All the nurses and stuff around would barely hold their tears. They’ve tried to do their work. All of them had full eyes of tears as they would come to check her up or to change her. She changed so much in those 8 days. She became so fluffier and incredibly cute and irresistible. It made my heart crack even more. Sometimes we would manage to enter the room with the smile, finding the last bit of strength to show her joy that she is there. We would tell jokes. After all the torture she was going through we made agreement not to cry around her but to smile. Tuesday was the news day. Our doctor was himself crushed after telling us the news. He was barely staying calm and focused, almost falling down to cry with us because he couldn’t do anything. The night we got a separated room to stay with Aurora, we found out he was going through difficulties with his two year old.
We have a saying in my language that it is harder for to the one who takes care of dying, than for dying one. Can you measure it who had it harder? Was it harder for the nurse that run out of words of comfort? Was it harder for that lady that did not manage to see her baby alive? Was it harder for nurses that saw us coming back every few hours to stay and sit next her, to sing to her and cry and smile? Was it harder for doctors who had to tell me/us all the news they had and couldn’t do anything about it? Was it harder for her to come to the world in such condition that the only recognisable working function was breathing and pooping? Was it harder for my parents that were here all the time praying to their God never to get an answer? Was it harder for my mom watching me cold and distant because I couldn’t stand anyone except Mario nearby? Was it harder for us to watch our first baby like that and not being able to save her? I have concluded that it was the hardest for her, but was and is hard and tough for all of us. The doctor was telling us they never had Aurora, and they will always remember her. She was a special baby and we were special parents. Most of parents couldn’t stand seeing their baby at all. My mother broke in the end I was comforting her. All the nurses that hid their teary eyes from us. It was toughest for her. She was the one fighting, and she did good.

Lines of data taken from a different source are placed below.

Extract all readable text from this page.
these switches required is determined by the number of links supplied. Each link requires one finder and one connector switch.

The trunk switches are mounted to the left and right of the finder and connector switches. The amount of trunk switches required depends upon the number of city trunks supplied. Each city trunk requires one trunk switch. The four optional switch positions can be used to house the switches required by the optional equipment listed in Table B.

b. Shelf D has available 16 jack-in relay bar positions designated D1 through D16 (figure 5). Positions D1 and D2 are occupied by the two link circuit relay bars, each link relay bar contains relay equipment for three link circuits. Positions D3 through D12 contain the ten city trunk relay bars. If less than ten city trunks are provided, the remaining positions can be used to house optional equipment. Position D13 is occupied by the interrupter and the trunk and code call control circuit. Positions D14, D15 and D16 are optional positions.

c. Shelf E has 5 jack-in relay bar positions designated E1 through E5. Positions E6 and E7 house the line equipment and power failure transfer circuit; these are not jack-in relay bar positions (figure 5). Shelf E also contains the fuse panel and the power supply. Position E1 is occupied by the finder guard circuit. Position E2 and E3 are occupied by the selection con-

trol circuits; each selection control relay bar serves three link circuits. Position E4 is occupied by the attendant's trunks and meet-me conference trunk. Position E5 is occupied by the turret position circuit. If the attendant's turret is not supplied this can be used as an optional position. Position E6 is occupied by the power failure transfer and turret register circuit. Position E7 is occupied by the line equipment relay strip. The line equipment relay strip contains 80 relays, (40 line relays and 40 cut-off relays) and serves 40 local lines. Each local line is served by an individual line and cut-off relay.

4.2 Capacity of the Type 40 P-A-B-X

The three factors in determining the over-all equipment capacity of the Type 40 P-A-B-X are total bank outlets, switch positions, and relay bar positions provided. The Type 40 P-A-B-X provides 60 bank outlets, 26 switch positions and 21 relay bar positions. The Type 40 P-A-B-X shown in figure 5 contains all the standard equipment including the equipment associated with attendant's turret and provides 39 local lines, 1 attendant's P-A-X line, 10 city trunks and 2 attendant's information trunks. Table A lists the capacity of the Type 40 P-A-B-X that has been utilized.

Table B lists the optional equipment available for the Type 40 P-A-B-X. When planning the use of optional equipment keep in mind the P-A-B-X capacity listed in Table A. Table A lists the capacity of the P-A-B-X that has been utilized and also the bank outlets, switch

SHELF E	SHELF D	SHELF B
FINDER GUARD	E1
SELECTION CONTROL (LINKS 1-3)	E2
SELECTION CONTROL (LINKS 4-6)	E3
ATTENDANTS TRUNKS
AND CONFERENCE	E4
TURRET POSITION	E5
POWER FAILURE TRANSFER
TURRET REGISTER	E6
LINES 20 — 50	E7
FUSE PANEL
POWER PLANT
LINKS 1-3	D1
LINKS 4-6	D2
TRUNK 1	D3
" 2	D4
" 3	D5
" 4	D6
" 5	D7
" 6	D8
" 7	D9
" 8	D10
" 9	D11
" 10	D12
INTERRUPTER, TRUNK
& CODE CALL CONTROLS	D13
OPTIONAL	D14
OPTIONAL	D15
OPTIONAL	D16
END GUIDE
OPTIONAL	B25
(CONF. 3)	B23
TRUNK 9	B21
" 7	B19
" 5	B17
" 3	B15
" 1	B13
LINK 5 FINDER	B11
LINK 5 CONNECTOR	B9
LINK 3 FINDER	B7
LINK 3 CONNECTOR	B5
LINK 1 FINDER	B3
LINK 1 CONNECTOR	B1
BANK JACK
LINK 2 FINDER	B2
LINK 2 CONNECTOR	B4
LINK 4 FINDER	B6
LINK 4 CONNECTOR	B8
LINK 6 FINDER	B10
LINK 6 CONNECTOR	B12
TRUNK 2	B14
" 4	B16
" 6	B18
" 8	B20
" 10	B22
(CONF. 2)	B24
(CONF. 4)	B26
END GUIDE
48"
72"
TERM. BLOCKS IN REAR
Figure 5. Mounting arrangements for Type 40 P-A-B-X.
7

Sometimes life doesn’t give us a choice. It straps us even from our will and holds us just on the tip of its finger making us recognisably alive. For us alive and breathing on our own without any tubes down our throats, it does give a choice. It gives a choice of making it a tragedy or surviving a tragedy. It gives a choice of calling it a reason why not to live anymore or trying to breathe at your fullest because it’s a onetime gift. It gives a choice of hating the life and everything about it or embracing the life again and keeping the sweetest memories you could with all the love you could. It gives us a choice and we should appreciate it because we are not amongst those who are not given any.
And for the love of them, we should choose wisely.